UN VIAJE DE REYES
De Milán a Bologna, pasando por Florencia, esta crónica evoca varios encuentros con Melchor, Gaspar y Baltasar. De paso, recuerda que la aventura del arte es un viaje en sí mismo, y que una cabalgata por museos e iglesias puede ser mucho más ilustrativa, estimulante y amena de lo que imaginamos.
No recuerdo cuándo ni dónde habré visto por primera vez una Adoración de los Reyes Magos. Mi memoria evoca puntualmente, eso sí, los créditos de El sacrificio (la imprescindible película de Andrei Tarkovsky), sobre el cuadro que les dedicó Leonardo, recorrido morosamente por la cámara del director ruso y con música de Bach de fondo; aunque para ser sincero, el brutal impacto que produjo en mi alma de cinéfilo aquella película no fue suficiente para que me interesara profundamente en el asunto por un buen tiempo.
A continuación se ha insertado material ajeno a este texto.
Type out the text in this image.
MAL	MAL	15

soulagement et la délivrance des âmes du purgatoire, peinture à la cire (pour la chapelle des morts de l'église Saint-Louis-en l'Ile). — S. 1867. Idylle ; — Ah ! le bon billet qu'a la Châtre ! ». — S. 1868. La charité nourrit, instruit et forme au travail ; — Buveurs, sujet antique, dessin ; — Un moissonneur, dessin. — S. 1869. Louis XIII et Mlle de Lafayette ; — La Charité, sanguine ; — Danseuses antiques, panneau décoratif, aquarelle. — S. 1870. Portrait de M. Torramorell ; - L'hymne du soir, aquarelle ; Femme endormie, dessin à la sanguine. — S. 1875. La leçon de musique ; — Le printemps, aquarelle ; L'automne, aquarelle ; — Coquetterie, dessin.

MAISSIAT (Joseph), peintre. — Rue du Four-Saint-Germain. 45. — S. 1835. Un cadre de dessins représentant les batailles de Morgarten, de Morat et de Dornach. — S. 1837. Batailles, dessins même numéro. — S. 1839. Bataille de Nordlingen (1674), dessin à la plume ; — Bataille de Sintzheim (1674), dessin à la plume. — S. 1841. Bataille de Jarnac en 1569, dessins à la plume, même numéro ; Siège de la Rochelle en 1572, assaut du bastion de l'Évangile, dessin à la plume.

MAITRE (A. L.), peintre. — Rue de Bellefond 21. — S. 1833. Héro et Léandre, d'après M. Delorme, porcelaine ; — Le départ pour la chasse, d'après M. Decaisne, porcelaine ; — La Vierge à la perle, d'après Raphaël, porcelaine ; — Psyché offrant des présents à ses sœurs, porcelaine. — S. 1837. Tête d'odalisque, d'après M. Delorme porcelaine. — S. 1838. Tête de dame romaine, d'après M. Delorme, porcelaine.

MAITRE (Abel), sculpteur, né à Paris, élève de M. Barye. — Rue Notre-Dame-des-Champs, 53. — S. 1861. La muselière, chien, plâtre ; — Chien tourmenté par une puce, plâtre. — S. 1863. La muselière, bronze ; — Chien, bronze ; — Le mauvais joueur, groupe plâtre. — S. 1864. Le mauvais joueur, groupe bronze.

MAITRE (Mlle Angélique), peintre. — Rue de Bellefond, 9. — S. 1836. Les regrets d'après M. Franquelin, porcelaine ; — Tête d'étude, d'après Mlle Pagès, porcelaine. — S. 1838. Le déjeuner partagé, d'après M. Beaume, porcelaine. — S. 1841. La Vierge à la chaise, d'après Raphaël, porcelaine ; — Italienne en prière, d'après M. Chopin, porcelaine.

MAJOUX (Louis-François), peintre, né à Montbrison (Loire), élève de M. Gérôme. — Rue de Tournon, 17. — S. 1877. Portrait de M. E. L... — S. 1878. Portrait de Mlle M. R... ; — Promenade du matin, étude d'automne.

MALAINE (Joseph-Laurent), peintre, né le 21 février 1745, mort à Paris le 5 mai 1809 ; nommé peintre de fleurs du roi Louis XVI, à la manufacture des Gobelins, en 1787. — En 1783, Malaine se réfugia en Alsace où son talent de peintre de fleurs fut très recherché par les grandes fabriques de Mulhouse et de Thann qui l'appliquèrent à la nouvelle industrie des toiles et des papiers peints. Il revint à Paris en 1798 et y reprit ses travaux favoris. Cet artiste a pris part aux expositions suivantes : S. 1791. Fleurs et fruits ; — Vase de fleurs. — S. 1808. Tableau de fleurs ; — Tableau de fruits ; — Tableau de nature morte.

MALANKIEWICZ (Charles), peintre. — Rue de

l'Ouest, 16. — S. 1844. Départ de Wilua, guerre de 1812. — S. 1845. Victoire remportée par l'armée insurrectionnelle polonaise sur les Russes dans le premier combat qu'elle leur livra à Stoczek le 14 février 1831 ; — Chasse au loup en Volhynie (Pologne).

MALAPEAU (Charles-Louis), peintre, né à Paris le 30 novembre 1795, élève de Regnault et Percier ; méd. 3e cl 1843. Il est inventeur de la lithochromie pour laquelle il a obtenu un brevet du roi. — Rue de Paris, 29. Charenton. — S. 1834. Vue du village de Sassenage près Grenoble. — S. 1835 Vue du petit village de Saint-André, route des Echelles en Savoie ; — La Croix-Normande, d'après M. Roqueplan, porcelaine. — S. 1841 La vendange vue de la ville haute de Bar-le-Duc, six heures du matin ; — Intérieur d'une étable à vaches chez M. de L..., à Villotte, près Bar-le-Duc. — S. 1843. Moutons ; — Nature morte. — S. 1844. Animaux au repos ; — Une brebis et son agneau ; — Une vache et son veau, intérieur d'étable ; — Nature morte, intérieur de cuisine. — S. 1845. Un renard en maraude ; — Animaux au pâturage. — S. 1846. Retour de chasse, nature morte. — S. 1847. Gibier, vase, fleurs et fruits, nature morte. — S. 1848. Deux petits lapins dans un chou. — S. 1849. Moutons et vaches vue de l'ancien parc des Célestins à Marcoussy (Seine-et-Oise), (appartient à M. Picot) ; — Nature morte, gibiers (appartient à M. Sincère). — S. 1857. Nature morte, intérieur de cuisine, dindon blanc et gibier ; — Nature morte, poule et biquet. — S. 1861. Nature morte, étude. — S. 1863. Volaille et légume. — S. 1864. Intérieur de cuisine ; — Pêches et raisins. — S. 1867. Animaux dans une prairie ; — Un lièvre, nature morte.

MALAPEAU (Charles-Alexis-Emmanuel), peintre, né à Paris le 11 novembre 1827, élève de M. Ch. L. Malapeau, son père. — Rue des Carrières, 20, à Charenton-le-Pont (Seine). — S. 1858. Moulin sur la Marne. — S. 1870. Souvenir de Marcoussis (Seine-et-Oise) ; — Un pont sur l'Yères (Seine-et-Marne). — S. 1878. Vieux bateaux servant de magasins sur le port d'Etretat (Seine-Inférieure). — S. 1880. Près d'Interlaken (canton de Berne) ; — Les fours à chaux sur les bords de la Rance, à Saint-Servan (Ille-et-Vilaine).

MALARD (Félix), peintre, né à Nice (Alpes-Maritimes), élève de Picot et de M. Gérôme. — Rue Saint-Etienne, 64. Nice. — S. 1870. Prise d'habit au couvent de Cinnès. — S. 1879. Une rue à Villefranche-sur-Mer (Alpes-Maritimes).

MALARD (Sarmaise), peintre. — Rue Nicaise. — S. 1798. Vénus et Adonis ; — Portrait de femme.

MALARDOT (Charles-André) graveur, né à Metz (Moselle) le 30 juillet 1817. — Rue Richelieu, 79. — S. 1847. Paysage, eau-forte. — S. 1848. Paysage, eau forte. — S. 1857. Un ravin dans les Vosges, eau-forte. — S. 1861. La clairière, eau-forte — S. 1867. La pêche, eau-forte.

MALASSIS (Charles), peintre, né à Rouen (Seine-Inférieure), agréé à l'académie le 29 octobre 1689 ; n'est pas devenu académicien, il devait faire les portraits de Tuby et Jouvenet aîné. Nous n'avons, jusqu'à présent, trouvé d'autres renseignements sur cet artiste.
Muchos años más tarde (décadas después, una vida después), una helada pero luminosa mañana de invierno, A. y yo nos encontramos festejando Reyes en Milán, mientras la ciudad se preparaba para celebrar la Epifanía con el cortejo alegórico musical de cada 6 de enero: un simpático desfile en el que los reyes magos, acompañados de orquesta y de unos cuantos figurantes, salen en procesión desde la plaza del Duomo hasta las columnas de San Lorenzo. Habíamos consagrado la mañana al delirio gótico de la catedral, incluyendo sus fascinantes techos; habíamos almorzado acodados al venerable mostrador de la Pasticceria Marchesi, y hasta le habíamos presentado nuestros respetos (póstumos) al profesor Umberto Eco a las puertas de su fabuloso apartamento en el número 13 de Piazza Castello.
Después, resolvimos dedicar parte de la tarde a la Pinacoteca de Brera, donde inspirados por otro maestro (el holandés Cees Nooteboom: lean El enigma de la luz y entenderán lo que digo), recordamos que no hay nada como los temas trillados y los lugares comunes para desafiar el talento y la imaginación de un gran artista. De modo que, haciéndole honor a la fecha, acordamos que nuestra gira por los museos incluiría, a partir de ese momento, una atenta comparación de todas las adoraciones de los reyes con que nos topáramos en adelante.
Esa tarde, allí mismo, el plato fuerte corrió por cuenta de Stefano da Verona, con un temple sobre madera, fechado en 1434, que los críticos valoran por la riqueza de los dorados y otros detalles típicos del gótico internacional. La composición de esta Adoración de los Magos es clásica, con los tres reyes representando las tres edades del hombre, otro tema recurrente en la historia del arte: Melchor, el mayor, aparece arrodillado y ya despojado de su corona; Baltasar, el rey maduro, aparece a medio camino, algo encorvado y en el acto de quitársela; mientras Gaspar, el más joven, todavía está de pie. Hay perros y caballos en el cortejo, lo que nos recuerda que el protagonismo excluyente de los camellos es una licencia posterior; y desde tártaros hasta moros varios pueblos aparecen representados en el cuadro, al parecer como señal de que el mundo entero estaba llamado a seguir al niño Jesús recién nacido; cuya inmortalidad está simbolizada en el cuadro, dicho sea de paso, por el pavo real que se impone por encima de María, José y Ana.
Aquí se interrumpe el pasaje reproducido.